Many people--at least the most interesting people--have these things. I try to forget that my mom is never coming back. A friend forgets that she was molested by a relative growing up. I forget the worst thing I've ever willingly and purposefully done so I can manage to feel worthy of other peoples' love and friendship. (Sorry, you don't get that worst thing this early on in the life of this blog.) A relative must try to forget that he moved halfway across the country so he could live with his husband in peace. You get the idea. I have a lot of these things, and now I've found out that my sister does too.

I am thankful to her for sharing her things with me. I am thankful to you for giving me someone to share my things with. I understand the appeal of the Catholic confessional. It's nice to tell all your things to someone whose eyes you don't have to look into. It's nice to have someone listen, to have someone else know. Just that is a help.

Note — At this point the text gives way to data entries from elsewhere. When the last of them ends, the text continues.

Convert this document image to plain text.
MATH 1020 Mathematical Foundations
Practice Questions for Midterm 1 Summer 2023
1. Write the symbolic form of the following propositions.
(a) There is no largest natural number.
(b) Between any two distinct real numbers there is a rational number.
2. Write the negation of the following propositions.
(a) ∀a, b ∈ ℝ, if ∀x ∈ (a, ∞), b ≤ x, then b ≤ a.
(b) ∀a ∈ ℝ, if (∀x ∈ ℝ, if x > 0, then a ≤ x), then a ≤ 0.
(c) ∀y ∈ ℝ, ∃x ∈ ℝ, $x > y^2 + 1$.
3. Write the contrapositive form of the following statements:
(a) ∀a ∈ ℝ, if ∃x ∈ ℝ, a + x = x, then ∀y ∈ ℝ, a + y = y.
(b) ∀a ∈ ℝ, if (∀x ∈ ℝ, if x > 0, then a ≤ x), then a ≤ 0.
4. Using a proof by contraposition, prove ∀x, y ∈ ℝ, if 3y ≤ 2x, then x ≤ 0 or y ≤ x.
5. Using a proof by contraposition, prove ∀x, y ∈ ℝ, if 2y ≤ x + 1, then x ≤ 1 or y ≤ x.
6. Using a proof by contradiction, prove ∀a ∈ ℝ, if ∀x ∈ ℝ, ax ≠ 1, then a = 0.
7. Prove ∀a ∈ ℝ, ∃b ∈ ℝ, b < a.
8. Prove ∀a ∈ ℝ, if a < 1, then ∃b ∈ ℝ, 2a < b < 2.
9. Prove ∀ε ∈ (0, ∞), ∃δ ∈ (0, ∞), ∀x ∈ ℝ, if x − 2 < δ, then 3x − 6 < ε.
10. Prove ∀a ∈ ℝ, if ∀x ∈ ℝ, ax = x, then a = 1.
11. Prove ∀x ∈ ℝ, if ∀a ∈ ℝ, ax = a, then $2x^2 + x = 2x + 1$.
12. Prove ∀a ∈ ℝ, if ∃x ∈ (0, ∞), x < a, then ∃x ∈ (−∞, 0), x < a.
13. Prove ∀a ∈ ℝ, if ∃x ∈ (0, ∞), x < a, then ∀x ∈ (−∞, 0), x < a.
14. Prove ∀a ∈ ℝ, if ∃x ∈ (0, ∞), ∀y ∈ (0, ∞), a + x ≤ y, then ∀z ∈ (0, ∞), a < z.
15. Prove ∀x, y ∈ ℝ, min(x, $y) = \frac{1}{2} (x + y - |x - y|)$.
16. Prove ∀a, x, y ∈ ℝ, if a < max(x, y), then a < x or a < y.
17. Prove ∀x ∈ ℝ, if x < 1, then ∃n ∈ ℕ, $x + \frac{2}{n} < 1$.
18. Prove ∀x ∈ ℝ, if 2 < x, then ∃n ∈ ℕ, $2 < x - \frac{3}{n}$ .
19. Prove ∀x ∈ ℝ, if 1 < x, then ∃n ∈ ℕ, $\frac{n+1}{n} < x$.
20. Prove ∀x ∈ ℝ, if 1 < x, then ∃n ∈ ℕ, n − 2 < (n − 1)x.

Thursday, January 15, 2009

The Second Blog

This is my second blog--three if you count urls alone. I started my first after my mother was given a year to live and my boyfriend of eleven years had left me, after I quit my job to go back to school for my Master's and started seeing a therapist to try to straighten out the mess my life had become. I missed the writing; that is the only way I have ever been able to open myself completely.

I was in the middle of a major transition.

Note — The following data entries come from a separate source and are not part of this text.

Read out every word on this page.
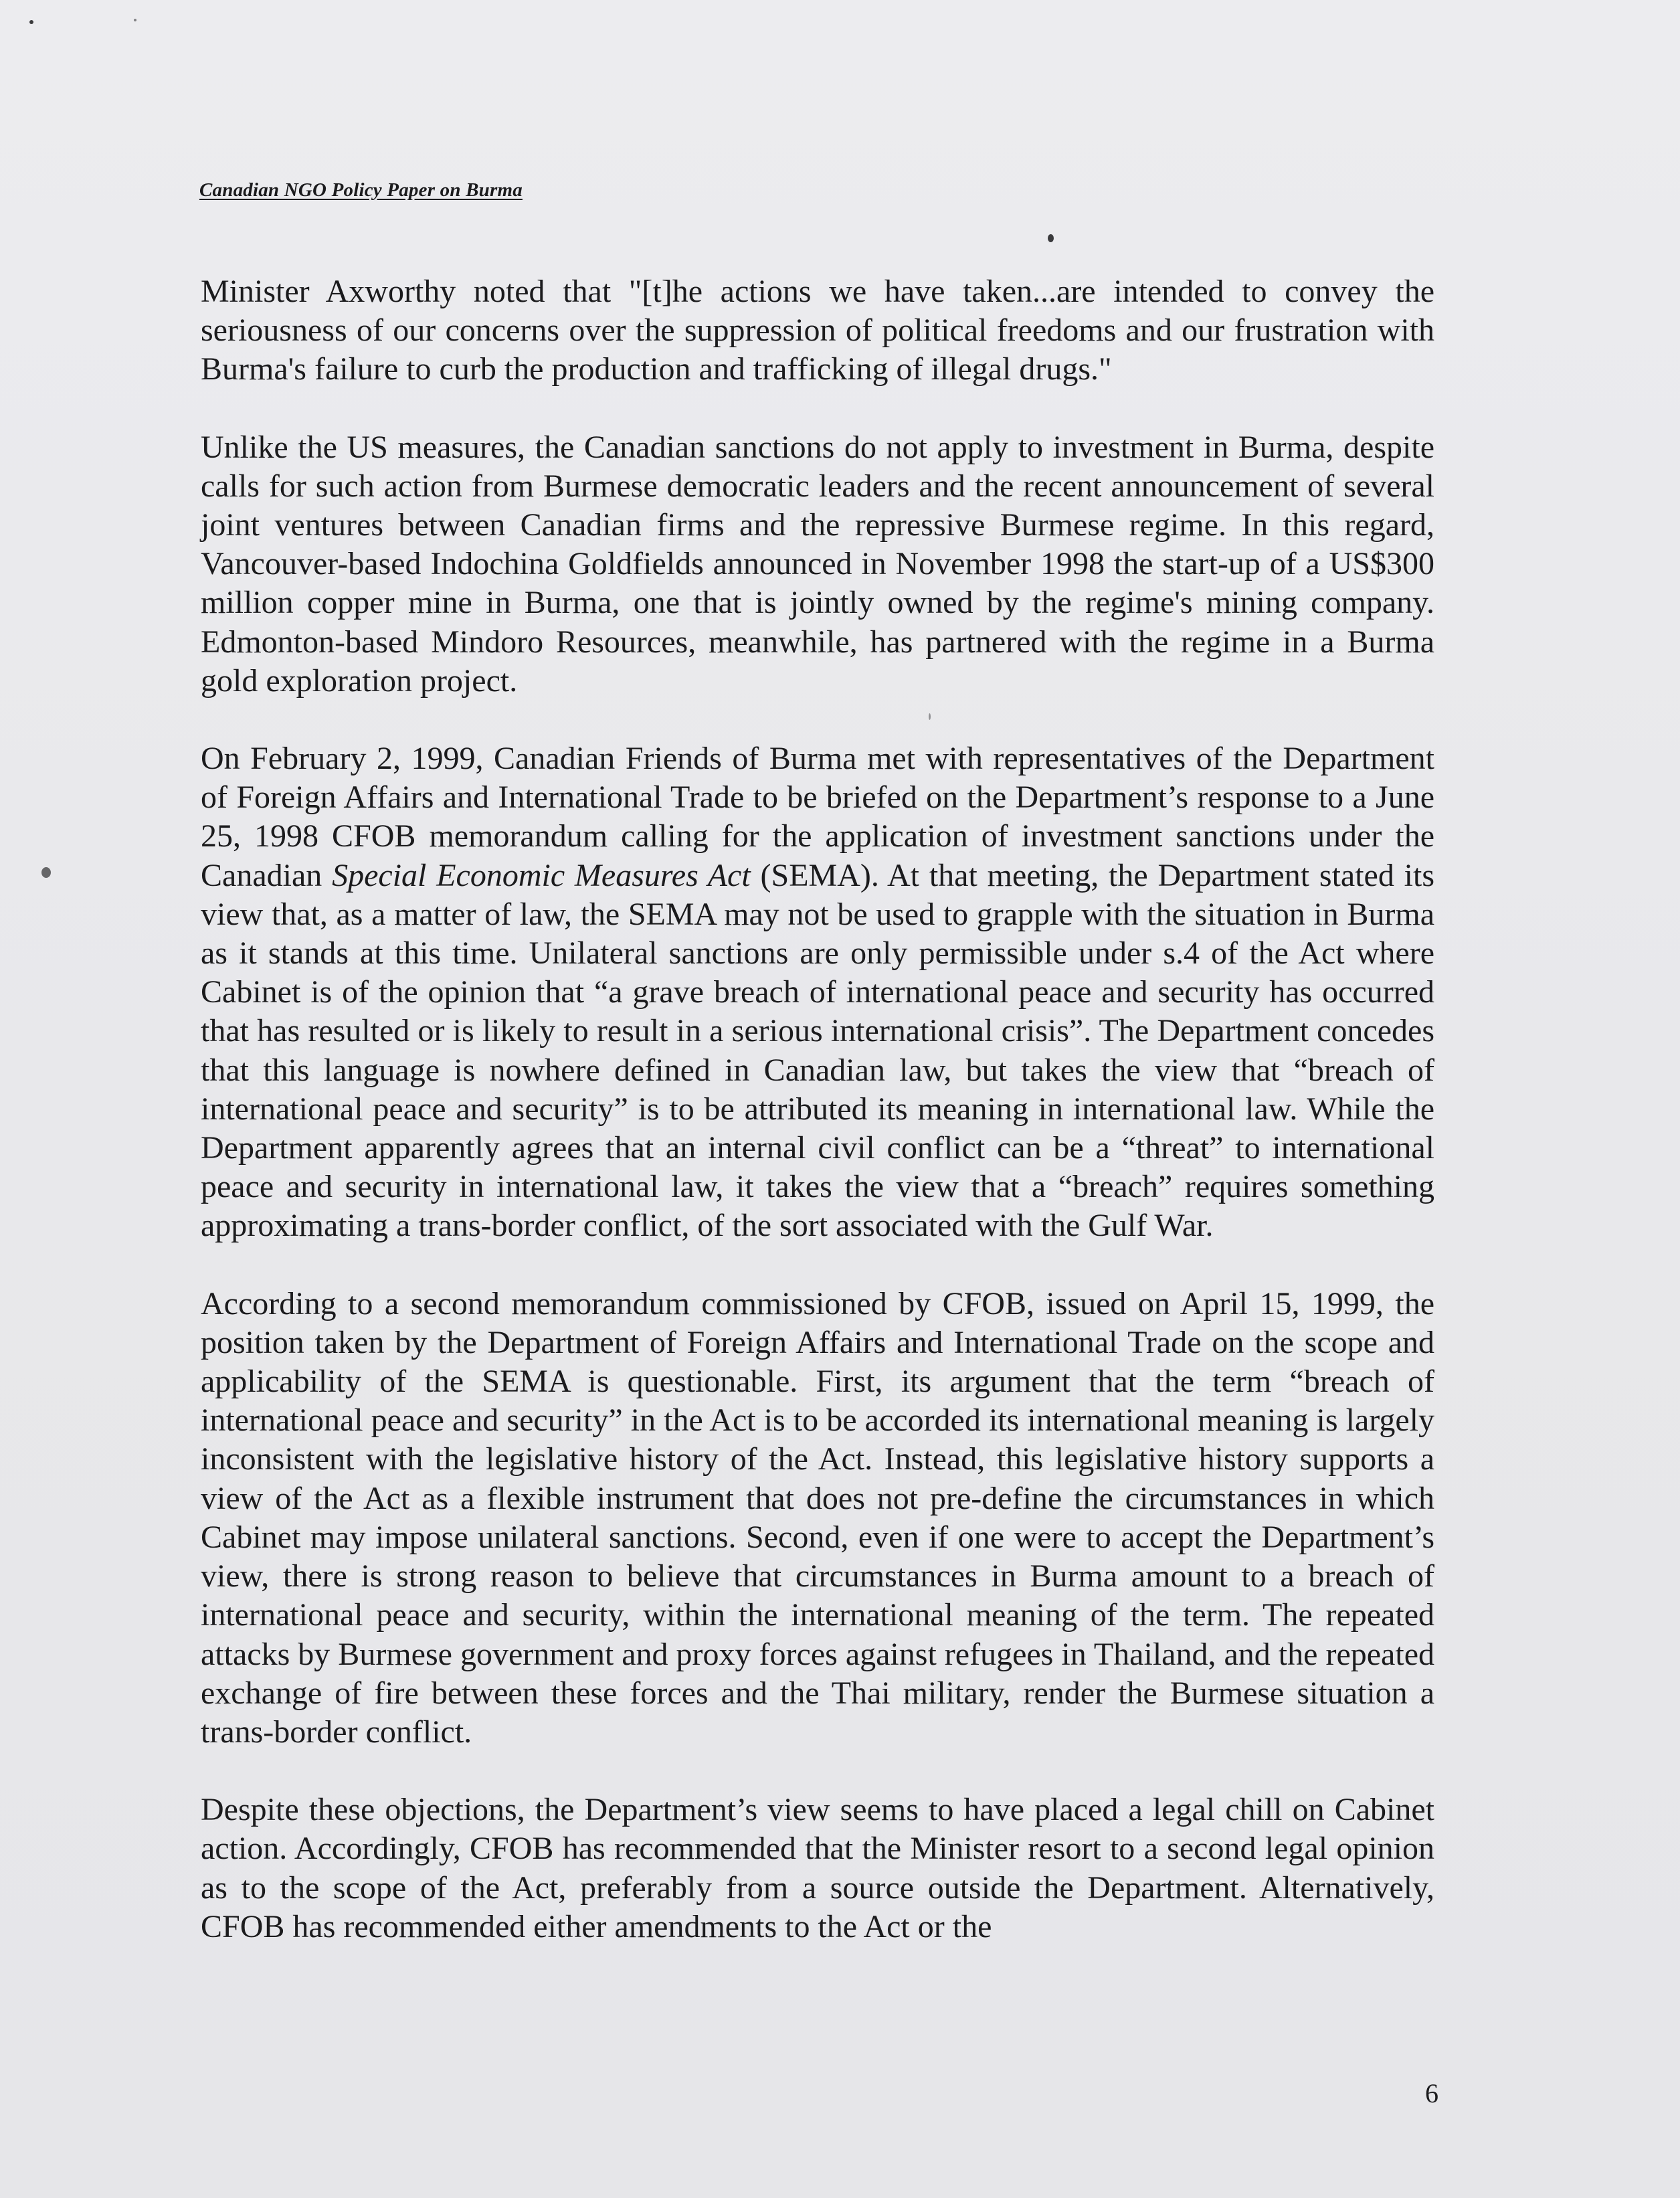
Canadian NGO Policy Paper on Burma

Minister Axworthy noted that "[t]he actions we have taken...are intended to convey the seriousness of our concerns over the suppression of political freedoms and our frustration with Burma's failure to curb the production and trafficking of illegal drugs."

Unlike the US measures, the Canadian sanctions do not apply to investment in Burma, despite calls for such action from Burmese democratic leaders and the recent announcement of several joint ventures between Canadian firms and the repressive Burmese regime. In this regard, Vancouver-based Indochina Goldfields announced in November 1998 the start-up of a US$300 million copper mine in Burma, one that is jointly owned by the regime's mining company. Edmonton-based Mindoro Resources, meanwhile, has partnered with the regime in a Burma gold exploration project.

On February 2, 1999, Canadian Friends of Burma met with representatives of the Department of Foreign Affairs and International Trade to be briefed on the Department’s response to a June 25, 1998 CFOB memorandum calling for the application of investment sanctions under the Canadian Special Economic Measures Act (SEMA). At that meeting, the Department stated its view that, as a matter of law, the SEMA may not be used to grapple with the situation in Burma as it stands at this time. Unilateral sanctions are only permissible under s.4 of the Act where Cabinet is of the opinion that “a grave breach of international peace and security has occurred that has resulted or is likely to result in a serious international crisis”. The Department concedes that this language is nowhere defined in Canadian law, but takes the view that “breach of international peace and security” is to be attributed its meaning in international law. While the Department apparently agrees that an internal civil conflict can be a “threat” to international peace and security in international law, it takes the view that a “breach” requires something approximating a trans-border conflict, of the sort associated with the Gulf War.

According to a second memorandum commissioned by CFOB, issued on April 15, 1999, the position taken by the Department of Foreign Affairs and International Trade on the scope and applicability of the SEMA is questionable. First, its argument that the term “breach of international peace and security” in the Act is to be accorded its international meaning is largely inconsistent with the legislative history of the Act. Instead, this legislative history supports a view of the Act as a flexible instrument that does not pre-define the circumstances in which Cabinet may impose unilateral sanctions. Second, even if one were to accept the Department’s view, there is strong reason to believe that circumstances in Burma amount to a breach of international peace and security, within the international meaning of the term. The repeated attacks by Burmese government and proxy forces against refugees in Thailand, and the repeated exchange of fire between these forces and the Thai military, render the Burmese situation a trans-border conflict.

Despite these objections, the Department’s view seems to have placed a legal chill on Cabinet action. Accordingly, CFOB has recommended that the Minister resort to a second legal opinion as to the scope of the Act, preferably from a source outside the Department. Alternatively, CFOB has recommended either amendments to the Act or the

6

I find myself in the middle of another major transition and I think it's time to close the chapter of my life that is chronicled in my first blog. I think this because I can no longer bring myself to write there. So I've started my second blog.

In my first blog, I struggled with my problems with men (my fear of commitment, my fear of losing myself in someone again, of not maintaining my own life and acquaintances), my role in my mother's (lost) fight against cancer (as her primary caregiver and confidante for two years, trying to establish a life of my own not consumed by the illness), my anger at and distance from the rest of my family, and the grief over my mother's death.

I had that blog for about three years.

My mom died in July 2007. My mother's sister died in November of 2008. My mother's mother is expected to die within the next month or so. I've got all new problems with men--one in particular.